Shamelessly I used this title to shoehorn in this, a favourite track from a favourite band.
I've been making progress! When last we spoke I had the top bit sort of roughly looking how it should, and the missive prior I mentioned the plywood base plan. I've built on both, and it makes sense to look at the plywood base first.
A bit of an overwhelming jumble there, but that's things mounted (or not yet mounted in the case of the battery) where they're probably ending up. There's going to be tweaks to the top for the screen controls and the KVM switch but I think this is pretty much the layout for the bottom. Since taking this photo I've made a proper battery tray with tie-downs for velcro strips to hold it secure. The ZX Uno board is positioned so that a micro SD card can be accessed from the front through a captive SD card adaptor and the Pi's micro SD card is accessed via the extension to the right hand side. I've had an idea for a while to have a secure drawer for micro SD cards so that I can flick between distros - I might still do that.
There's still a need for the joystick for the ZX Uno and some kind of communication between the two halves would be nice. The proper thing to do would be to have a serial connection between them; the hacky way would be to abuse the keyboard status LEDs and use them to transfer data (which isn't a million miles from what Codemasters did with their 8-bit CD game pack, except that used a joystick port and was obviously unidirectional).
I reported on the truck bed liner paint idea previously, and I tried it out as you can see at the top of this post. That's two pieces of white 3D printed plastic, joined together with superglue and some plastic welding (scrap PLA filament and a soldering iron to bond), a smidge of wood filler, a tiny amount of sanding and a single coat of the paint.
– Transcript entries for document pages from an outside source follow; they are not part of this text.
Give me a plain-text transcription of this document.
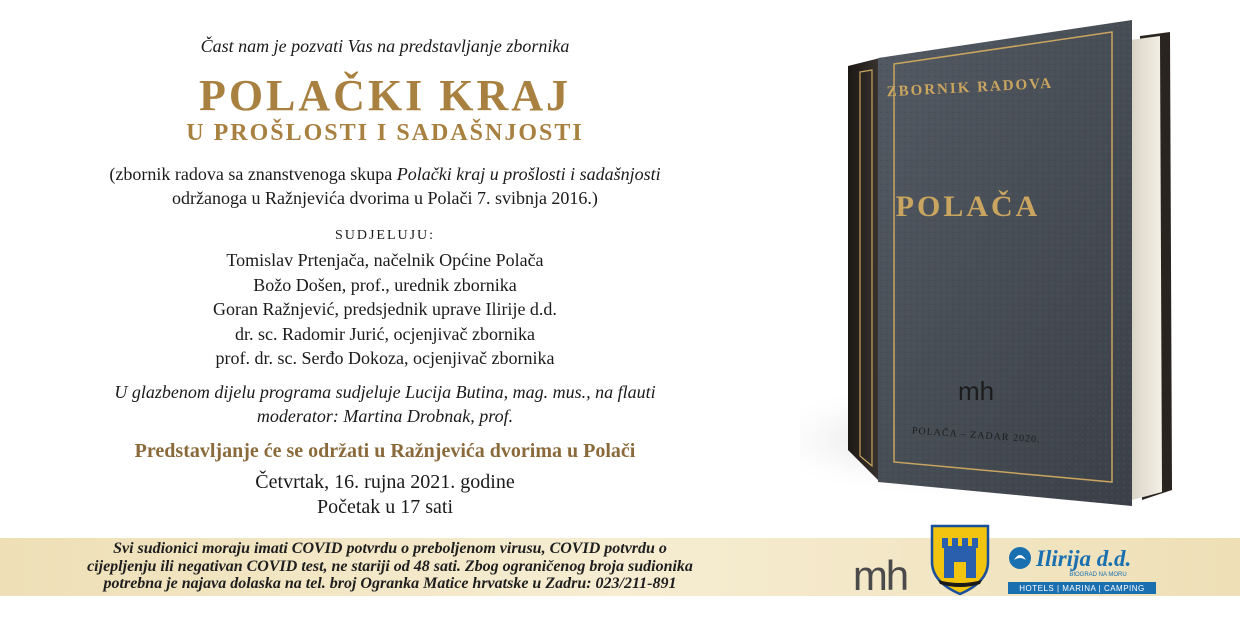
Čast nam je pozvati Vas na predstavljanje zbornika
POLAČKI KRAJ
U PROŠLOSTI I SADAŠNJOSTI
(zbornik radova sa znanstvenoga skupa Polački kraj u prošlosti i sadašnjosti
održanoga u Ražnjevića dvorima u Polači 7. svibnja 2016.)
SUDJELUJU:
Tomislav Prtenjača, načelnik Općine Polača
Božo Došen, prof., urednik zbornika
Goran Ražnjević, predsjednik uprave Ilirije d.d.
dr. sc. Radomir Jurić, ocjenjivač zbornika
prof. dr. sc. Serđo Dokoza, ocjenjivač zbornika
U glazbenom dijelu programa sudjeluje Lucija Butina, mag. mus., na flauti
moderator: Martina Drobnak, prof.
Predstavljanje će se održati u Ražnjevića dvorima u Polači
Četvrtak, 16. rujna 2021. godine
Početak u 17 sati
ZBORNIK RADOVA
POLAČA
mh
POLAČA – ZADAR 2020.
Svi sudionici moraju imati COVID potvrdu o preboljenom virusu, COVID potvrdu o
cijepljenju ili negativan COVID test, ne stariji od 48 sati. Zbog ograničenog broja sudionika
potrebna je najava dolaska na tel. broj Ogranka Matice hrvatske u Zadru: 023/211-891	mh	Ilirija d.d.
BIOGRAD NA MORU
HOTELS | MARINA | CAMPING
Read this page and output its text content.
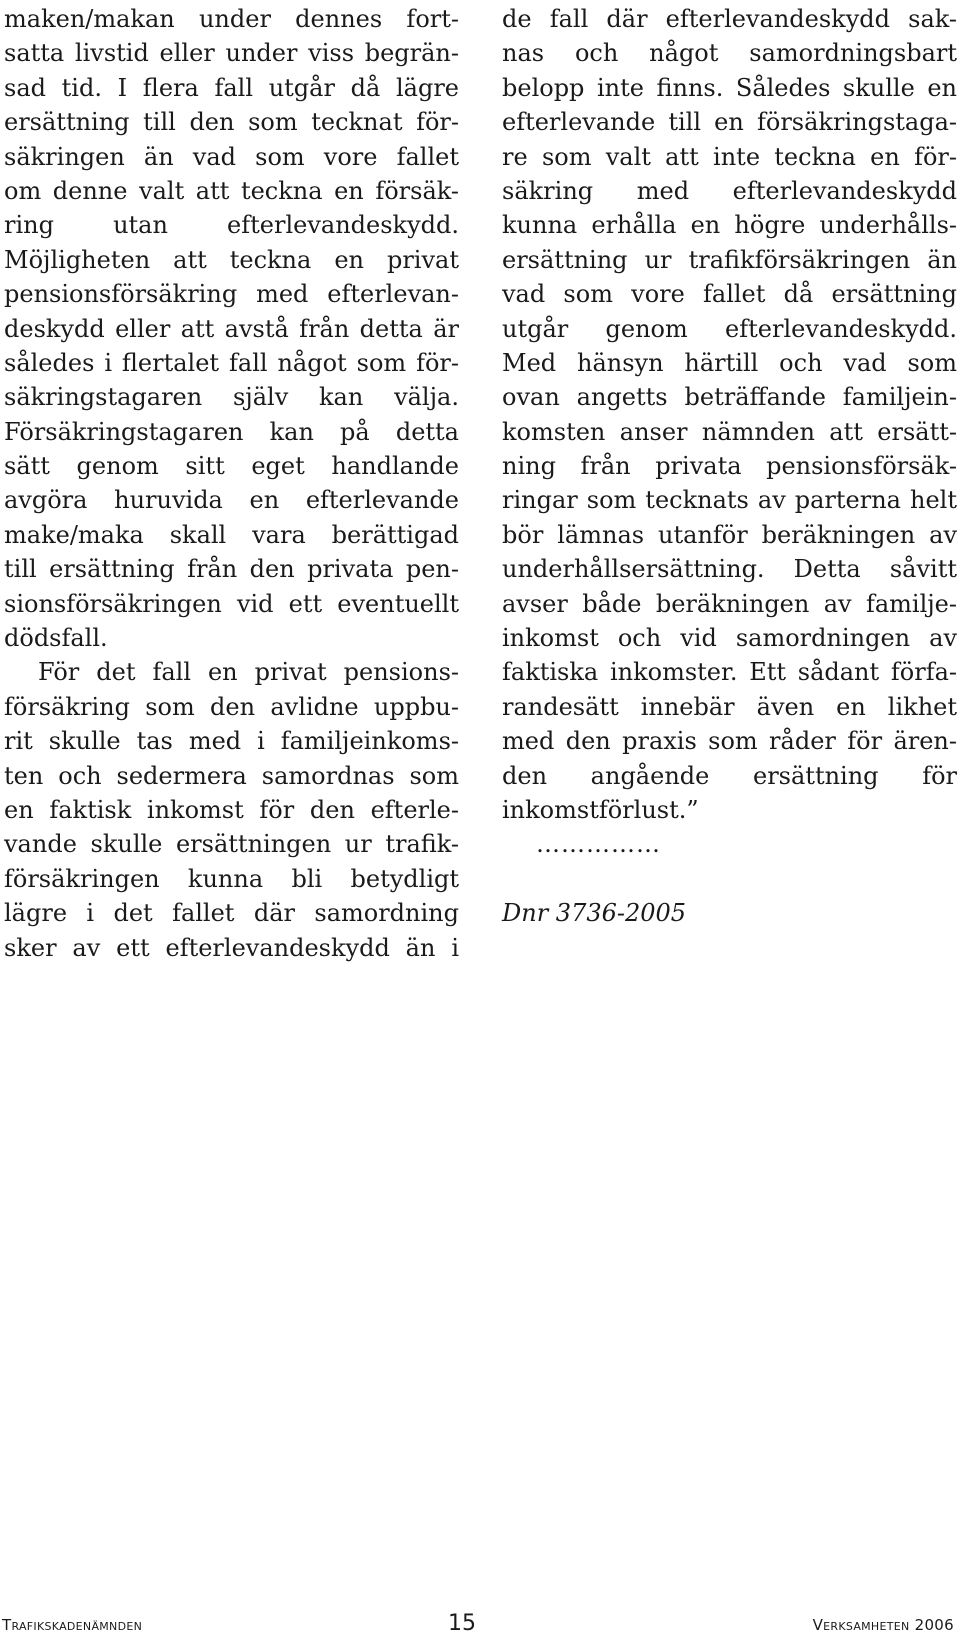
maken/makan under dennes fort-
satta livstid eller under viss begrän-
sad tid. I flera fall utgår då lägre
ersättning till den som tecknat för-
säkringen än vad som vore fallet
om denne valt att teckna en försäk-
ring utan efterlevandeskydd.
Möjligheten att teckna en privat
pensionsförsäkring med efterlevan-
deskydd eller att avstå från detta är
således i flertalet fall något som för-
säkringstagaren själv kan välja.
Försäkringstagaren kan på detta
sätt genom sitt eget handlande
avgöra huruvida en efterlevande
make/maka skall vara berättigad
till ersättning från den privata pen-
sionsförsäkringen vid ett eventuellt
dödsfall.
För det fall en privat pensions-
försäkring som den avlidne uppbu-
rit skulle tas med i familjeinkoms-
ten och sedermera samordnas som
en faktisk inkomst för den efterle-
vande skulle ersättningen ur trafik-
försäkringen kunna bli betydligt
lägre i det fallet där samordning
sker av ett efterlevandeskydd än i
de fall där efterlevandeskydd sak-
nas och något samordningsbart
belopp inte finns. Således skulle en
efterlevande till en försäkringstaga-
re som valt att inte teckna en för-
säkring med efterlevandeskydd
kunna erhålla en högre underhålls-
ersättning ur trafikförsäkringen än
vad som vore fallet då ersättning
utgår genom efterlevandeskydd.
Med hänsyn härtill och vad som
ovan angetts beträffande familjein-
komsten anser nämnden att ersätt-
ning från privata pensionsförsäk-
ringar som tecknats av parterna helt
bör lämnas utanför beräkningen av
underhållsersättning. Detta såvitt
avser både beräkningen av familje-
inkomst och vid samordningen av
faktiska inkomster. Ett sådant förfa-
randesätt innebär även en likhet
med den praxis som råder för ären-
den angående ersättning för
inkomstförlust.”
……………
Dnr 3736-2005
Trafikskadenämnden	15	Verksamheten 2006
It's amazing stuff! The texture it provides is almost identical to the back of a rubber-keyed Spectrum and it hides the join better than I could've imagined. The painted object is the screen bezel, which being too big for the printer had to be made in two halves, and one of the joins is on the bottom section in that photo - you can't see it can you?
The screen and attaching it
When I designed the bezel I factored in the thickness of the PET screen protection as well as the display module itself and I got the dimensions bang on, so then I needed to work out how to connect it to the main computer bit. I'd been thinking of using bearings on the threaded rod that will be bracing the back, but there wasn't really enough cable to get it to the middle and having it to the side looked weird.
Inspiration hit me from... somewhere, I dunno. It just did! I have a couple of magic arms that I use for things like holding a camera to the 3D printer frame and small video monitors and I realised that I could use something like that and articulate the screen how I like. A quick trip to eBay and I scored one of these, dead cheap.
With that settled I could work out the back of the screen. A ¼" nut would take the thread of the tripod screw, and knowing about the torque that could be in play (and not wanting it to be a load-bearing display module) I worked out some bracing to hold the parts together.
The back is made up of three panels, so that the join isn't in line with the front, and a separate section that holds the nut and helps clamp the side panel to the centre one. (The photo above is the centre and right panels, the left one will get printed tomorrow.)
The metal brackets are from a bag I got in Aldi ages ago and give more rigidity. The top one is bolted to the panels, and the bottom one provides strength to the back of the display module directly.
On the base I'll probably use another reinforced print to hold the other ¼" nut to the bracing at the back. I'll work out what to do there once I've got that section designed in a bit more detail.
I've been putting the speaker situation off for too long. I'd wanted a mixer so that both Pi and Spectrum sound could be heard at the same time - I might still do that - and figured I'd use some junked laptop speaker modules or something. Then this came up on Banggood for £cheap and I decided that I could use that instead.
It would be handy to have the audio from external HDMI sources coming through as well. Sadly there's no headphone output on the display driver board, but there's some speaker headers which might just give a clean enough signal to pull out and use. The alternative would be to use an HDMI audio extractor - you can get them very cheap and they work reasonably well - but it would be another thing to have to try and fit into the signal path and you don't know whether or not it will handle more than 1080P without actually trying it.
That's all for now
I'll just continue chipping away until next update!